In [18], Tucsnak (Institut de Mathématiques de Bordeaux, France), Valein and Wu study the numerical approximation of the solutions of a class of abstract parabolic time-optimal control problems with unbounded control operator. Our main results assert that, provided that the target is a closed ball centered at the origin and of positive radius, the optimal time and the optimal controls of the approximate time optimal problems converge (in appropriate norms) to the optimal time and to the optimal controls of the original problem. In order to prove our main theorem, we provide a nonsmooth data error estimate for abstract parabolic systems.

In [4], Antoine and Lorin (School of Mathematics and Statistics, Ottawa, and CRM, Montréal, Canada) analyze the convergence of optimized Schwarz domain decomposition methods for the simulation of the time-domain Schrödinger equation with high-order local transmission conditions.

In [5], Antoine, Tang and Zhang (WPI, Austria and IRMAR, France) develop some spectral methods for computing the ground states and dynamics of space fractional Gross-Pitaevskii equations arising in the modeling of fractional Bose-Einstein equations with long-range nonlinear interactions.
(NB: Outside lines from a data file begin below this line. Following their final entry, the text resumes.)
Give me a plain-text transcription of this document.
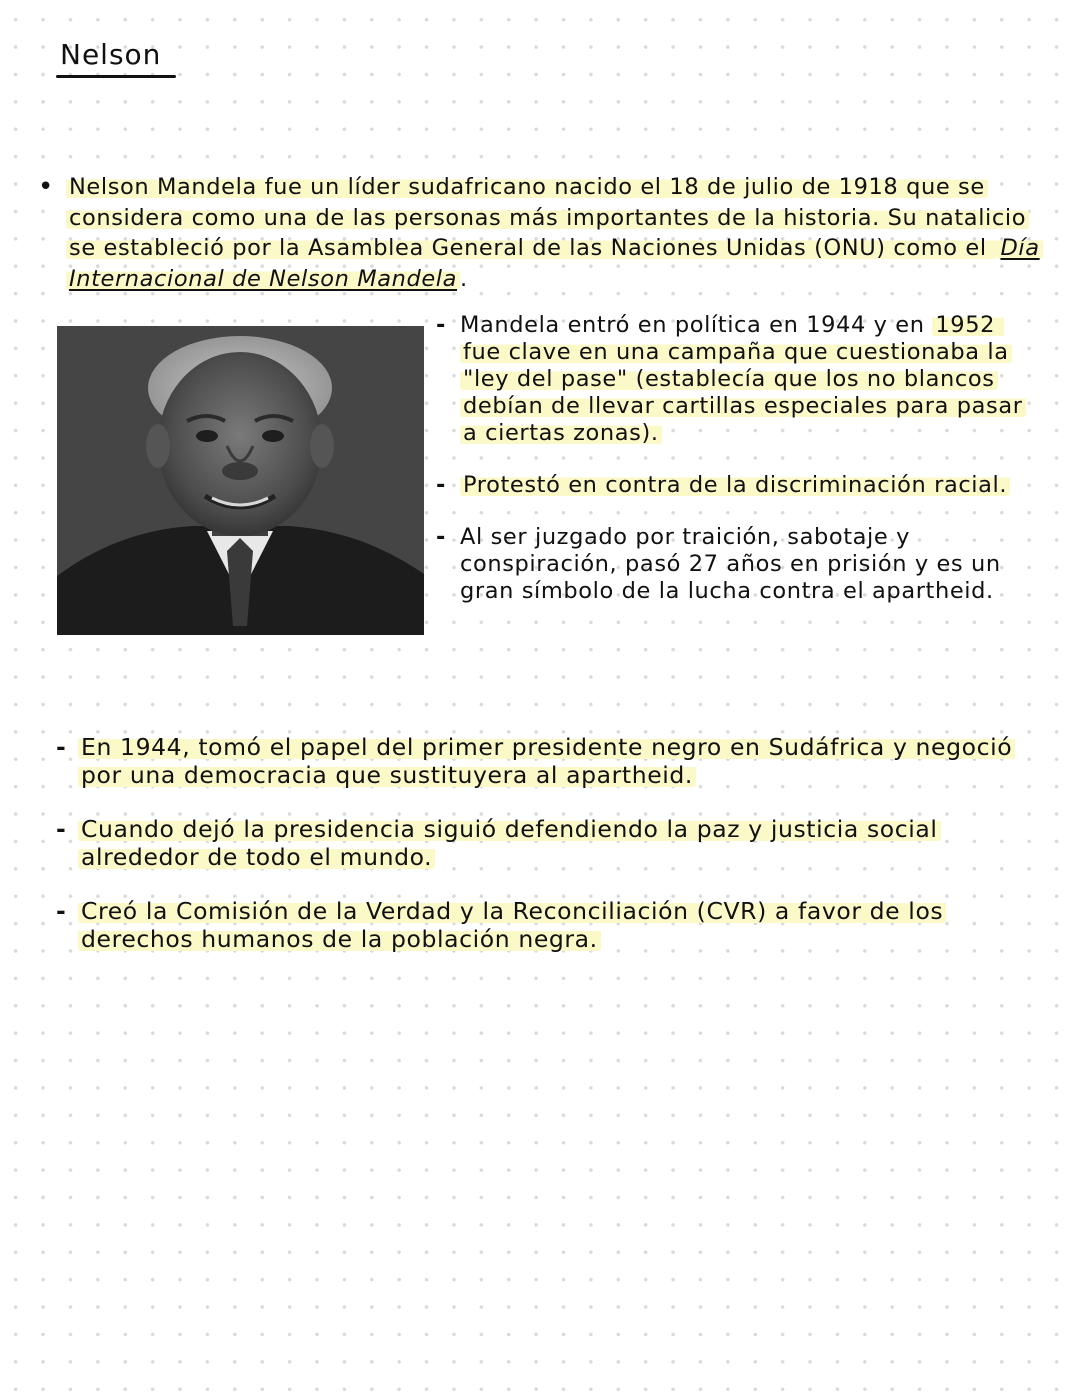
Nelson
• Nelson Mandela fue un líder sudafricano nacido el 18 de julio de 1918 que se considera como una de las personas más importantes de la historia. Su natalicio se estableció por la Asamblea General de las Naciones Unidas (ONU) como el Día Internacional de Nelson Mandela .
- Mandela entró en política en 1944 y en 1952 fue clave en una campaña que cuestionaba la "ley del pase" (establecía que los no blancos debían de llevar cartillas especiales para pasar a ciertas zonas).
- Protestó en contra de la discriminación racial.
- Al ser juzgado por traición, sabotaje y conspiración, pasó 27 años en prisión y es un gran símbolo de la lucha contra el apartheid.
- En 1944, tomó el papel del primer presidente negro en Sudáfrica y negoció por una democracia que sustituyera al apartheid.
- Cuando dejó la presidencia siguió defendiendo la paz y justicia social alrededor de todo el mundo.
- Creó la Comisión de la Verdad y la Reconciliación (CVR) a favor de los derechos humanos de la población negra.
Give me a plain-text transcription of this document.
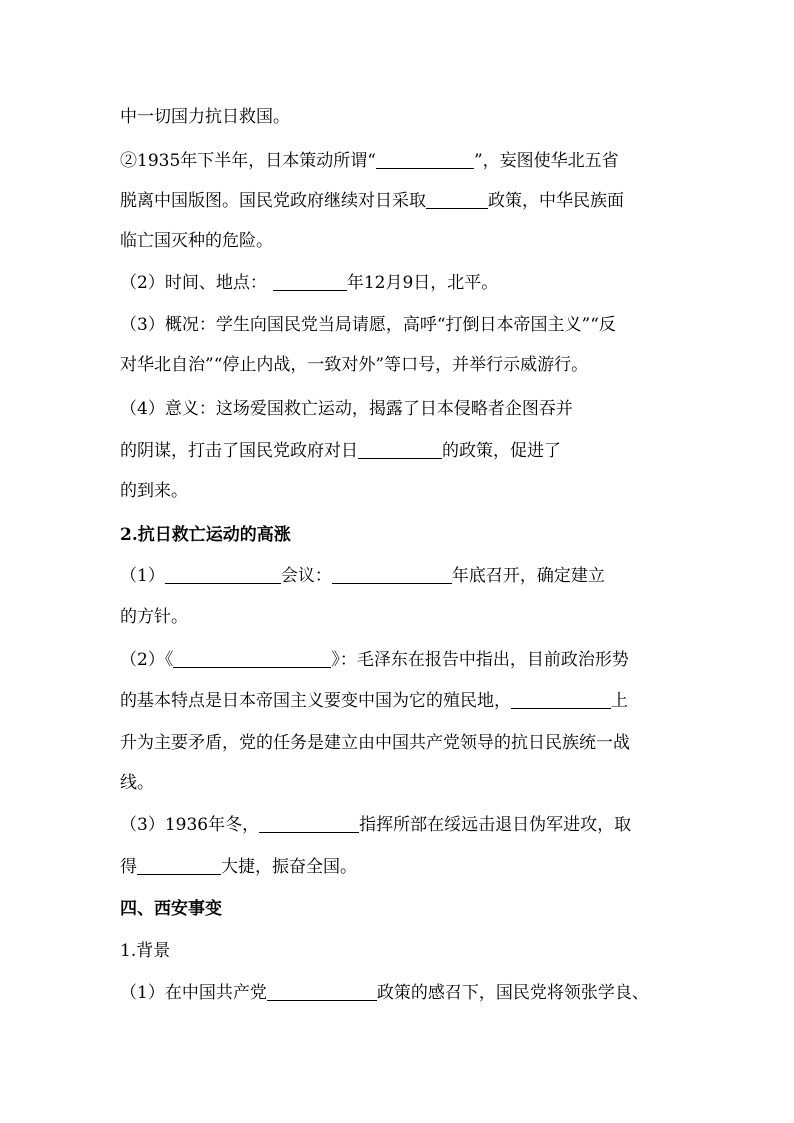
中一切国力抗日救国。
②1935年下半年，日本策动所谓“	”，妄图使华北五省
脱离中国版图。国民党政府继续对日采取	政策，中华民族面
临亡国灭种的危险。
（2）时间、地点：	年12月9日，北平。
（3）概况：学生向国民党当局请愿，高呼“打倒日本帝国主义”“反
对华北自治”“停止内战，一致对外”等口号，并举行示威游行。
（4）意义：这场爱国救亡运动，揭露了日本侵略者企图吞并
的阴谋，打击了国民党政府对日	的政策，促进了
的到来。
2.抗日救亡运动的高涨
（1）	会议：	年底召开，确定建立
的方针。
（2）《	》：毛泽东在报告中指出，目前政治形势
的基本特点是日本帝国主义要变中国为它的殖民地，	上
升为主要矛盾，党的任务是建立由中国共产党领导的抗日民族统一战
线。
（3）1936年冬，	指挥所部在绥远击退日伪军进攻，取
得	大捷，振奋全国。
四、西安事变
1.背景
（1）在中国共产党	政策的感召下，国民党将领张学良、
In addition, we also state some existence and uniqueness properties for the ground states of such equations, and prove some dynamical laws.

In [6], Bao (Department of Mathematics, Singapore), Tang and Zhang (WPI, Austria and IRMAR, France) develop a new efficient and spectrally accurate numerical for computing the ground state and dynamics of dipolar Bose-Einstein condensates. They pay a particular attention to the computation of the nonlinear nonlocal interactions through the use of the nonuniform fast Fourier transform.

In [22], Antoine, Levitt (CERMICS, France) and Tang derive a highly accurate and efficient new numerical method for computing the ground states of the fast rotating Gross-Pitaevskii equation. The method is based on a preconditioned nonlinear conjugate gradient method which leads to a high gain compared to most recent approaches.

In [26], Bao (Department of Mathematics, Singapore), Cai (Department of mathematics Purdue University, USA and CSRC, Beijing, China), Jia (Department of Mathematics, Singapore), Tang develop a uniformly accurate multiscale time integrator in conjunction with a spectral method for computing the dynamics of the nonrelativistic Dirac equation. The same authors develop and compare, in [27], some new numerical methods for the simulation of the Dirac equation when the nonrelativistic regime is considered.

The article [17] is devoted to explain how the open finite element solver GetDDM works. The mathematical methods behind GetDDM are optimized Schwarz domain decomposition methods with well-designed transmission boundary conditions. GetDDM allows to solve large scale high frequency wave problems (e.g. acoustics, electromagnetism, elasticity problems) on large clusters. This papers explains through examples and scripts how GetDDM must be used. GetDDM is a result of a long term collaboration between Xavier Antoine and Christophe Geuzaine (University of Liège).